18 Oct 2012, by in Environment

Here’s a link to a copy of the letter that a group of the UK’s leading industrialists sent to the Energy Secretary, Ed Davey on 5 October 2012. They employ 17,500 personnel in the UK energy sector, “and see potential for significant further investment to support the UK’s move to a low carbon power generation if the government is able to ensure high levels of confidence”. But, “recent delays and reported disagreements in government ….have caused us to reassess the level of political risk in the UK.” The authors are the Chairs, CEOs or UK Presidents of Siemens, Vestas, Gamesa, Areva, Alstom, Misubishi and Doosan.

Key points in the letter:

  • Jobs: “These potential jobs are likely to be across research & development, manufacturing and service facilities, and would support new generation capacity and technology development in the UK. That investment couild provide many tens of thousands of new jobs and help to control consumer bills by lowering the cost of technologies, but is critically dependent on a long term, stable framework.”
  • Example: Siemens plans to build a new 700-job plant in Hull to make the world’s largest offshore wind turbines for North Sea power generation.

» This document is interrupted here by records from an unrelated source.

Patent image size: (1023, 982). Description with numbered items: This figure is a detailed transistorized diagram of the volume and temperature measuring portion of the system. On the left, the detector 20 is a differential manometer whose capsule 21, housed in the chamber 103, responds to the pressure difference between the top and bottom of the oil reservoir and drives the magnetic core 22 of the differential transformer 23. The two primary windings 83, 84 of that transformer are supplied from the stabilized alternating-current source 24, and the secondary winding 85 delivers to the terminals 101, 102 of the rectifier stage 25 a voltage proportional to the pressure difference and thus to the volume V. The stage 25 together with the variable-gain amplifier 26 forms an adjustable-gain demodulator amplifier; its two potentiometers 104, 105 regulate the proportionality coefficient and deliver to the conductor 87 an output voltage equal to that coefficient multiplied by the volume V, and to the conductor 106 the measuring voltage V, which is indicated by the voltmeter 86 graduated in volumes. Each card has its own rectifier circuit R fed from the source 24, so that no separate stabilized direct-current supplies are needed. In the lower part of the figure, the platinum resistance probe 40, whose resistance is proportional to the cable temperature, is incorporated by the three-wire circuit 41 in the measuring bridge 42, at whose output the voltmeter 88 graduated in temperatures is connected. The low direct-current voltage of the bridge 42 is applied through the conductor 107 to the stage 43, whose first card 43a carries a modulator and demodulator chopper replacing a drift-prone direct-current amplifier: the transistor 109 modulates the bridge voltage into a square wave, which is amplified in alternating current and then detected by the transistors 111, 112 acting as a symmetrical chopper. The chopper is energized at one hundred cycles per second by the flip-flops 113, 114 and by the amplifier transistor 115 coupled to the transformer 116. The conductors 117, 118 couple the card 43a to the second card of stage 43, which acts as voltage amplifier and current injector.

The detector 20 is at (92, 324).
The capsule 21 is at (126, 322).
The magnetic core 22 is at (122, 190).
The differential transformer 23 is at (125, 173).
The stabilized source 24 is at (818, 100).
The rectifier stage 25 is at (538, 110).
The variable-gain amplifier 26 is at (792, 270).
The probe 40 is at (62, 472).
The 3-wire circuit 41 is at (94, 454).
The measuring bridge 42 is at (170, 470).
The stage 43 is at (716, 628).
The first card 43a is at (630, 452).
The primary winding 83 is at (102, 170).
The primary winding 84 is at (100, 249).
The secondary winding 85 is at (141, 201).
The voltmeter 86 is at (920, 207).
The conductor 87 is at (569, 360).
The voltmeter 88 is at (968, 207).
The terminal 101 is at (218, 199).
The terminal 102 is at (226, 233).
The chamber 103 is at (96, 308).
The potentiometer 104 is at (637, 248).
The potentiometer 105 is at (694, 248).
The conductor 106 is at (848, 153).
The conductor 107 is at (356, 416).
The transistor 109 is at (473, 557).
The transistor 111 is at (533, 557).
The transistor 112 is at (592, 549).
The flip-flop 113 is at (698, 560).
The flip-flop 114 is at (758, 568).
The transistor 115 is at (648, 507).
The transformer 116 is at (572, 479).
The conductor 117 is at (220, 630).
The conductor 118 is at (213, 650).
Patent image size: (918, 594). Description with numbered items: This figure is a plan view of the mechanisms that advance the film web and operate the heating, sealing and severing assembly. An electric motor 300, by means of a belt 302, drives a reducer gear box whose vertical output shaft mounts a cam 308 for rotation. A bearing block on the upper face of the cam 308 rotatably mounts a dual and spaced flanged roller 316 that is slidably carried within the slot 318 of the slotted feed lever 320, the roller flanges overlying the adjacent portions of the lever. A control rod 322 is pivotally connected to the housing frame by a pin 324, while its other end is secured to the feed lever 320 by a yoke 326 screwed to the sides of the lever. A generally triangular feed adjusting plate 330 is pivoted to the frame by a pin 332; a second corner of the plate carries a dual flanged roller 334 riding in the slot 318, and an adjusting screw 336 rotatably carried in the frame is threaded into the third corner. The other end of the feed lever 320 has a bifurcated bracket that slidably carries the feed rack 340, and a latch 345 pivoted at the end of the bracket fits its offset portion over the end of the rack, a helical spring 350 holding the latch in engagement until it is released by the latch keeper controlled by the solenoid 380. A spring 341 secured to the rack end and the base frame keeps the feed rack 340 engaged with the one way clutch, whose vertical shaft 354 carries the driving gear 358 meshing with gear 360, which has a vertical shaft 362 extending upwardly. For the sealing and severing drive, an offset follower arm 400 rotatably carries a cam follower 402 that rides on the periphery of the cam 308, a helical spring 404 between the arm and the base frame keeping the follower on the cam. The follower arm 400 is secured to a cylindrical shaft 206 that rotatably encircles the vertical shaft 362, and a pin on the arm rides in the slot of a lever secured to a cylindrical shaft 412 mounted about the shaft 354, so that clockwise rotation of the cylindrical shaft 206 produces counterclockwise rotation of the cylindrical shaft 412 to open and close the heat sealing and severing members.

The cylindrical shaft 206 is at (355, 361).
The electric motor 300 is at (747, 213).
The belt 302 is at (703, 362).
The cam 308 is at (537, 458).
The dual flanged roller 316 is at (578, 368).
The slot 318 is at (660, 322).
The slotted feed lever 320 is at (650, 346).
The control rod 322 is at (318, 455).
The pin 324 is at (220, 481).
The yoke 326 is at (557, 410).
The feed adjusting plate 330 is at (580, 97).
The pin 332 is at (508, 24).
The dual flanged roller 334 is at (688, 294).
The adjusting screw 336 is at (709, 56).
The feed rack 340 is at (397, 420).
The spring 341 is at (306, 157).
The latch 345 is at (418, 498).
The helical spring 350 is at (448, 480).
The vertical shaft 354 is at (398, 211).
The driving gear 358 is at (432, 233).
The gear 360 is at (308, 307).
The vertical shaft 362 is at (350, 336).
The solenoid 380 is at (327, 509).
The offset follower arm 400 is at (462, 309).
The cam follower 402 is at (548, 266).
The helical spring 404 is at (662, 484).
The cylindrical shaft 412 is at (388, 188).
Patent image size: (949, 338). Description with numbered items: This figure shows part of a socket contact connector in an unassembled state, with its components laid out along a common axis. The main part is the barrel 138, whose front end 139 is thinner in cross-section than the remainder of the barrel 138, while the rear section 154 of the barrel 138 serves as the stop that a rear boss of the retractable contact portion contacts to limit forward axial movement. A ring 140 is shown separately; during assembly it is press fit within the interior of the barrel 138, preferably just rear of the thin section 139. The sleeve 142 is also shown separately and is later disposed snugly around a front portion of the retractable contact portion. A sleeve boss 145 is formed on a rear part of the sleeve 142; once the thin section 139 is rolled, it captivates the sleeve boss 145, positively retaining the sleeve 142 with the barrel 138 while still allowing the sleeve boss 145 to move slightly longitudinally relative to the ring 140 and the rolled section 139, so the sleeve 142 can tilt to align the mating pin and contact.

But delays in the future Government support for renewable energy are causing companies to reassess such investments.
  • Political risk: “Historically, the UK has benfiteed from being known as a country with low political risk for energy sector investments. Undermining that reputation would have damaging consequences for the scale of future investments in the UK energy sector. It is important to protect that reputation carefully.”
  • Binding CO2 target: “A binding 2030 target for power sector decarbonisation would help to reduce the political risk currently associated with long term UK industrial investment.”

As multinationals they refer to the “level of political risk in the UK.” If we ask, What lessons can we learn from our competitors that might reduce this risk? Perhaps politicians can find the answer.